JH: Well, fortunately or unfortunately, I wasn't aware that war had even started when I was in school. I recall one day one of the teachers took me out of the class, says, "Junkoh" -- that's me -- "you need to go to a certain bus." And I was scared to death. I thought I had done something wrong. But all it was was a call to the Japanese American students to get on buses and eventually go to the ferry dock where they departed. And that was a rather traumatic situation for me because all through our young lives, our parents said education is number one, and respect is number two. And so I felt real bad because I didn't remember doing anything wrong. It was a rather traumatic moment. Unfortunately, as I say, maybe it was fortunate, I didn't really realize that there was a war started from Japan. Our parents sheltered us in terms of all these harmful things. Or they were too busy to acknowledge that we would be interested that there was a war, and even if they did say that there's a war, I don't know what the reaction would be from us. But I didn't experience the actual trauma of what happened, and obviously it's just a terrible trauma.

JD: Did your mother and father ever speak to you later about how that affected them?

JH: No. As a matter of fact, they didn't. I didn't know that there was a war with Japan until we got to Moses Lake and we went to the school.

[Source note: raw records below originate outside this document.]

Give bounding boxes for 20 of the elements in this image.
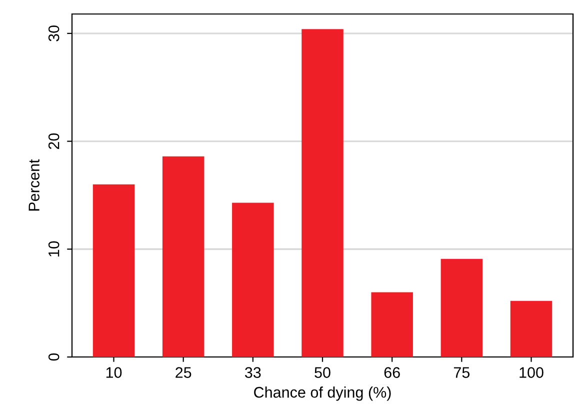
x-tick-label: 50 xyxy=(314,367,330,378)
x-tick-label: 10 xyxy=(106,367,122,378)
y-tick-label: 10 xyxy=(48,241,60,256)
bar xyxy=(302,29,344,357)
bar xyxy=(232,202,274,357)
bar xyxy=(371,292,413,357)
y-axis-title: Percent xyxy=(28,159,40,211)
y-tick-label: 30 xyxy=(48,26,60,42)
x-tick-label: 25 xyxy=(176,367,192,378)
y-tick-label: 20 xyxy=(48,133,60,150)
x-tick-label: 66 xyxy=(384,367,400,378)
x-tick-label: 100 xyxy=(520,367,544,378)
bar xyxy=(162,156,204,357)
x-tick-label: 33 xyxy=(245,367,261,378)
x-axis-title: Chance of dying (%) xyxy=(254,386,391,401)
bar xyxy=(440,258,483,357)
x-tick-label: 75 xyxy=(454,367,470,378)
bar xyxy=(92,184,135,357)
bar xyxy=(510,300,552,357)
y-tick-label: 0 xyxy=(48,353,60,361)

JD: You heard from teachers or from other students that now the U.S. was at war with... and did they say, "with your people"? Did they think of you as... did you experience discrimination?

JH: Well, that conversation never did come about. I just absorbed it from what I learned in school. There was a principal of the school who uttered some phrases with "Japs" in it, and I'll always remember that. But that was one of the first contacts I had about American being at war with Japan.

JD: Did that sense that you might have done something wrong, did that stay with you? That you said you had when you were sent home from school?

JH: Well, yes it did. I had a very troublesome situation when I went to Moses Lake, particularly in the school. There was this guy that I can remember his name but I won't repeat it, would pick me out and beat the hell out of me every morning. He was a couple grades older than I was, and he was a big guy to begin with. I distinctly remember that he took me into this pit, and he would beat me up, and all surrounding this pit was all the other students quietly watching. Nobody objected. So that stuck with me and still does. It wasn't fun. Not only that, we played "War" in which, you can always remember which side I was on. And during the winter, there were rocks in the snowballs, and that was no fun either.

JD: I remember that from my childhood. Some kids would put rocks in the snowballs and really try and hurt you.